In 1970, after 20 years on the job and seven months before her 65th birthday, Kuhn was asked to retire. "Truthfully, in those years I didn't think of myself as about to enter the ranks of the nation's old. … I was just me-neither young, old, nor middle-aged," she wrote in her autobiography, No Stone Unturned: The Life and Times of Maggie Kuhn. "I had never given retirement much thought." Kuhn tried to talk her supervisors out of the forced retirement, but they would not listen to her. "I felt dazed and suspended," she wrote. "I was hurt and then, as time passed, outraged. … Something clicked in my mind and I saw that my problem was not mine alone. … Instead of sinking into despair, I did what came most naturally to me: I telephoned some friends and called a meeting." Each of the six friends was also being forced into retirement. At the meeting, "we discovered we had new freedom as a result of retiring," Kuhn noted. "We had no responsibility to a corporation or organization. We could take risks, speak out. We said, 'With this new freedom we have, let's see what we can do to change the world."'

Kuhn and her friends participated actively with young people in protests against the Vietnam War and planned ways to resist forced retirement. In dealing with the issues of political commitment and aging, Kuhn and her friends created a new movement, which fought against ageism, racism, sexism, and militarism. One hundred people attended the group's first public meeting. From its beginning, the group included members of all ages, brought together by their interest in liberal political and social causes. "We established ourselves firmly for justice and peace, and not as an isolated group by chronological age," said Kuhn in her interview with Erlanger. "This gave us an immediate intergenerational emphasis and point of view, which we've never lost.”
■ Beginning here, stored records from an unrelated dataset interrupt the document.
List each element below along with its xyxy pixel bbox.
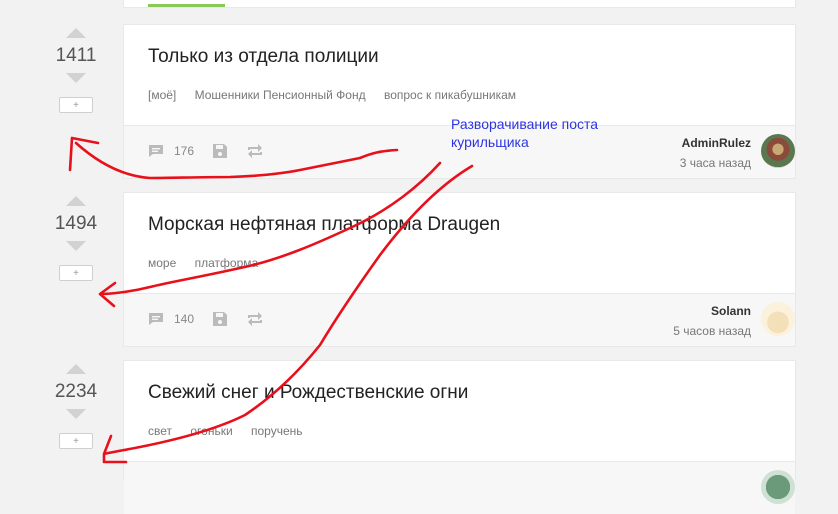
author-name[interactable]: Solann bbox=[673, 304, 751, 318]
tag-link[interactable]: [моё] bbox=[148, 88, 176, 102]
save-icon bbox=[213, 144, 228, 158]
comments-count: 176 bbox=[174, 144, 195, 158]
annotation-line: Разворачивание поста bbox=[451, 116, 599, 132]
post-card: Морская нефтяная платформа Draugen море … bbox=[123, 192, 796, 347]
tag-link[interactable]: свет bbox=[148, 424, 172, 438]
avatar[interactable] bbox=[761, 302, 795, 336]
post-author: Solann 5 часов назад bbox=[673, 304, 751, 338]
repost-icon bbox=[248, 144, 263, 158]
comment-icon bbox=[149, 145, 163, 157]
expand-post-button[interactable]: + bbox=[59, 265, 93, 281]
post-tags: море платформа bbox=[148, 256, 273, 270]
comments-count: 140 bbox=[174, 312, 195, 326]
post-time: 3 часа назад bbox=[679, 156, 751, 170]
post-card: Свежий снег и Рождественские огни свет о… bbox=[123, 360, 796, 514]
post-tags: [моё] Мошенники Пенсионный Фонд вопрос к… bbox=[148, 88, 531, 102]
author-name[interactable]: AdminRulez bbox=[680, 136, 751, 150]
save-button[interactable] bbox=[212, 311, 228, 327]
tag-link[interactable]: поручень bbox=[251, 424, 303, 438]
upvote-arrow-icon[interactable] bbox=[66, 28, 86, 38]
expand-post-button[interactable]: + bbox=[59, 433, 93, 449]
post-title[interactable]: Только из отдела полиции bbox=[148, 46, 379, 68]
upvote-arrow-icon[interactable] bbox=[66, 364, 86, 374]
tag-link[interactable]: Мошенники Пенсионный Фонд bbox=[195, 88, 366, 102]
comment-icon bbox=[149, 313, 163, 325]
post-time: 5 часов назад bbox=[673, 324, 751, 338]
downvote-arrow-icon[interactable] bbox=[66, 73, 86, 83]
comments-button[interactable]: 176 bbox=[148, 143, 194, 159]
post-rating: 1494 bbox=[54, 213, 98, 234]
annotation-line: курильщика bbox=[451, 134, 529, 150]
post-title[interactable]: Морская нефтяная платформа Draugen bbox=[148, 214, 500, 236]
downvote-arrow-icon[interactable] bbox=[66, 409, 86, 419]
vote-panel: 2234 + bbox=[37, 364, 115, 449]
save-button[interactable] bbox=[212, 143, 228, 159]
post-footer bbox=[124, 461, 795, 514]
share-button[interactable] bbox=[246, 143, 264, 159]
expand-post-button[interactable]: + bbox=[59, 97, 93, 113]
annotation-text: Разворачивание поста курильщика bbox=[451, 115, 598, 151]
post-tags: свет огоньки поручень bbox=[148, 424, 318, 438]
downvote-arrow-icon[interactable] bbox=[66, 241, 86, 251]
tag-link[interactable]: вопрос к пикабушникам bbox=[384, 88, 516, 102]
post-author: AdminRulez 3 часа назад bbox=[680, 136, 751, 170]
tag-link[interactable]: платформа bbox=[195, 256, 259, 270]
post-footer: 140 Solann 5 часов назад bbox=[124, 293, 795, 346]
tag-link[interactable]: огоньки bbox=[190, 424, 232, 438]
upvote-arrow-icon[interactable] bbox=[66, 196, 86, 206]
vote-panel: 1411 + bbox=[37, 28, 115, 113]
avatar[interactable] bbox=[761, 470, 795, 504]
repost-icon bbox=[248, 312, 263, 326]
post-rating: 2234 bbox=[54, 381, 98, 402]
save-icon bbox=[213, 312, 228, 326]
vote-panel: 1494 + bbox=[37, 196, 115, 281]
avatar[interactable] bbox=[761, 134, 795, 168]
active-tab-indicator bbox=[148, 4, 225, 7]
post-rating: 1411 bbox=[55, 45, 97, 66]
tag-link[interactable]: море bbox=[148, 256, 176, 270]
post-card: Только из отдела полиции [моё] Мошенники… bbox=[123, 24, 796, 179]
previous-post-card bbox=[123, 0, 796, 8]
share-button[interactable] bbox=[246, 311, 264, 327]
post-title[interactable]: Свежий снег и Рождественские огни bbox=[148, 382, 468, 404]
comments-button[interactable]: 140 bbox=[148, 311, 194, 327]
The Gray Panthers were born and they focused on three main issues in the 1990s: urban society, discrimination, and international policy. “ The organization under Kuhn’s leadership was 120 local networks in 38 states by 1979. Other chapters began in Tokyo, Dublin, Stuttgart, Sydney, Paris and Basel.
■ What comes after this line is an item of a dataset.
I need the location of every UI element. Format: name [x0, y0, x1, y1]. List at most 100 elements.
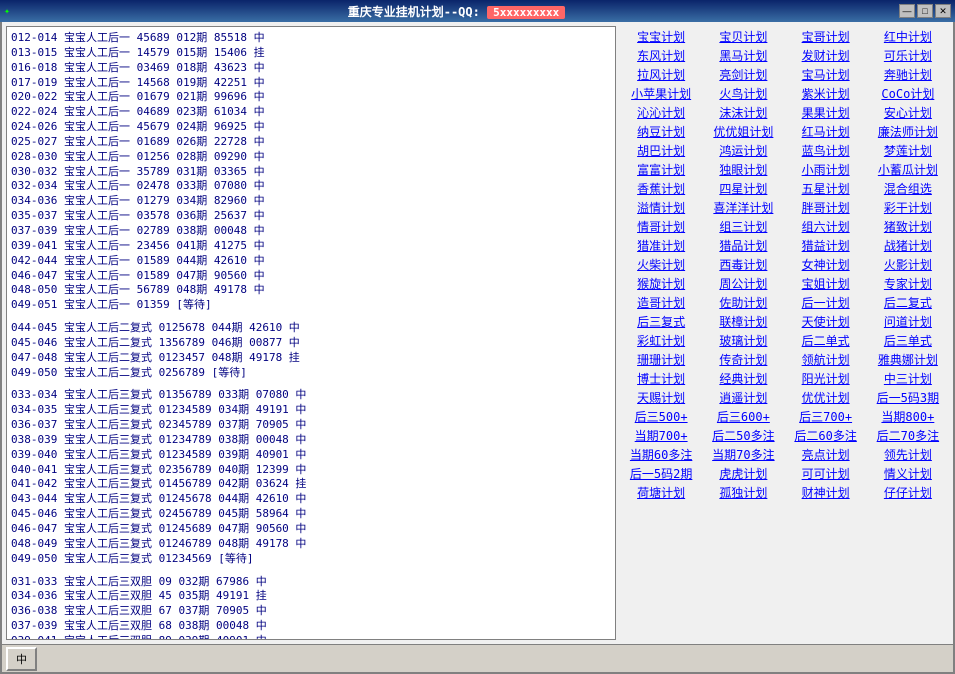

The Panthers foresaw many of the issues regarding aging in America. Fifteen years before catastrophic health care became an issue in Congress, they demanded a decentralized national health service similar to the Canadian system. Before the public was aware of homelessness as a problem, the Gray Panthers advocated and practiced intergenerational home sharing, beginning with Kuhn's own house in Philadelphia. The Panthers have long fought for the abolition of forced retirement and to have older workers share their expertise with younger ones in radically restructured jobs.

Suggested viewing: The PBS film, Maggie Growls, a documentary about Maggie Kuhn.